Ethics class the answer?

The realization that murder and archaic concepts of
honor might actually find favor with some teenagers in
the city, have caused alarm among Berlin's politicians
and some Muslim organizations.

"It might be a minority, but even one person
applauding the murder of Hatin Sürücü is absolutely
unacceptable," said Kenan Kolat, head of the Turkish
Association in Berlin and Brandenburg.

His organization has initiated a discussion with
teachers, politicians, parents and imams and is
planning to work with Turkish newspapers and TV
stations in Berlin to kick-start a debate on
democratic values among the Turkish community.

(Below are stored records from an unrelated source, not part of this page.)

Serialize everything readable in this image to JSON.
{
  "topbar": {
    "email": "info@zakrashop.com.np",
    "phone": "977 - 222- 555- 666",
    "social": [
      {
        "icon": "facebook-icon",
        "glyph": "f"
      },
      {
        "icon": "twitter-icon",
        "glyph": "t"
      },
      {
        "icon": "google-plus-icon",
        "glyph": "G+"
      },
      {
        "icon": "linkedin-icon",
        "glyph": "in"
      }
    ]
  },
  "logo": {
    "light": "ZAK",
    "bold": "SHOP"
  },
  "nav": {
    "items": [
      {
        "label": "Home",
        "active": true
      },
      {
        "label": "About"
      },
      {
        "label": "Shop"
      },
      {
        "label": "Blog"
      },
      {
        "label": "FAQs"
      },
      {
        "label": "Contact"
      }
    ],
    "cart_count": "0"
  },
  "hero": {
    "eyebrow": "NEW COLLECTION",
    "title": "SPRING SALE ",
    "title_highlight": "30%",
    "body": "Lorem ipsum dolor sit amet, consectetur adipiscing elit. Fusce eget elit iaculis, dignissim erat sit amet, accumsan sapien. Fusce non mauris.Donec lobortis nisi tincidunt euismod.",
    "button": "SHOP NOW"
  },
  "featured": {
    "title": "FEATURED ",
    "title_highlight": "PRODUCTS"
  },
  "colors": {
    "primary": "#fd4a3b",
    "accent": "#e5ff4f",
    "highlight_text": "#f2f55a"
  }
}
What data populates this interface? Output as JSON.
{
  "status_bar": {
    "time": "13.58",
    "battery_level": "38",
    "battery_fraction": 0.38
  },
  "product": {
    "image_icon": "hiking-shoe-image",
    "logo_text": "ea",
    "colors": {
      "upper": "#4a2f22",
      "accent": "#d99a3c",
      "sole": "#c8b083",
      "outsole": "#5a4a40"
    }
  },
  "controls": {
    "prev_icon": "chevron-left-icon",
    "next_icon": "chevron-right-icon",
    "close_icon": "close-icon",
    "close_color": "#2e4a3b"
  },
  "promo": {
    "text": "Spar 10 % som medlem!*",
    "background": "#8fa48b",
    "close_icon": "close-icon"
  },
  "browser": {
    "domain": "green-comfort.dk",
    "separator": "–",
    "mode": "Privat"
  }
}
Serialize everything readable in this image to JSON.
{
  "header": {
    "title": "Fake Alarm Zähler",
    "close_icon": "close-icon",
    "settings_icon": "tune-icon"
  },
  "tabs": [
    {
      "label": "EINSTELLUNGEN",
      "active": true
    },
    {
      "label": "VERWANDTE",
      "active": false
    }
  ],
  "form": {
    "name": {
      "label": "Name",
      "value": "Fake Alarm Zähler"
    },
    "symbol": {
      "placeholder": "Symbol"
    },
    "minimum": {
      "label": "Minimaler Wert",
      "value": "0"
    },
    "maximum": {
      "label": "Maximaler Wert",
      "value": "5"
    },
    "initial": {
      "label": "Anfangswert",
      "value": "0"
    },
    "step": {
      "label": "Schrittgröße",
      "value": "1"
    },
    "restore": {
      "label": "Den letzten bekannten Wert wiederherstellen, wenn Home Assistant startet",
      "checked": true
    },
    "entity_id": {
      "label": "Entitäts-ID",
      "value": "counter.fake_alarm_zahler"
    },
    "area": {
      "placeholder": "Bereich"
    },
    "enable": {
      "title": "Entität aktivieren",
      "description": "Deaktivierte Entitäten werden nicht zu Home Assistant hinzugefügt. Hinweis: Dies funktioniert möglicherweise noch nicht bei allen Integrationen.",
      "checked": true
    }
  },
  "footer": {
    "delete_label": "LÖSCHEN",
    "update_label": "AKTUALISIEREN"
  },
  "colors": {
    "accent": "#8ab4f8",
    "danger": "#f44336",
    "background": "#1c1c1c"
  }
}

"We have to begin speaking about the role of women,
about honor concepts, dignity, mutual respect and
democratic values," Kolat said. In addition to city
politicians' plans to introduce a mandatory ethics
course in schools across Berlin, Kolat is pushing for
an Islamic studies course. "The mainstream classroom
has to be the place where one can get information
about Islam, not in 'Islamic institutes' who have the
theological upper hand in the city," he said.

Some, however, are skeptical of such flash-in-the-pan
plans. "Every time there's a controversial incident,
politicians routinely come up with 'ethics class' as a
panacea," said school director Wagner. "But the school
can't be the only place for learning democratic
values. You have to begin with the family."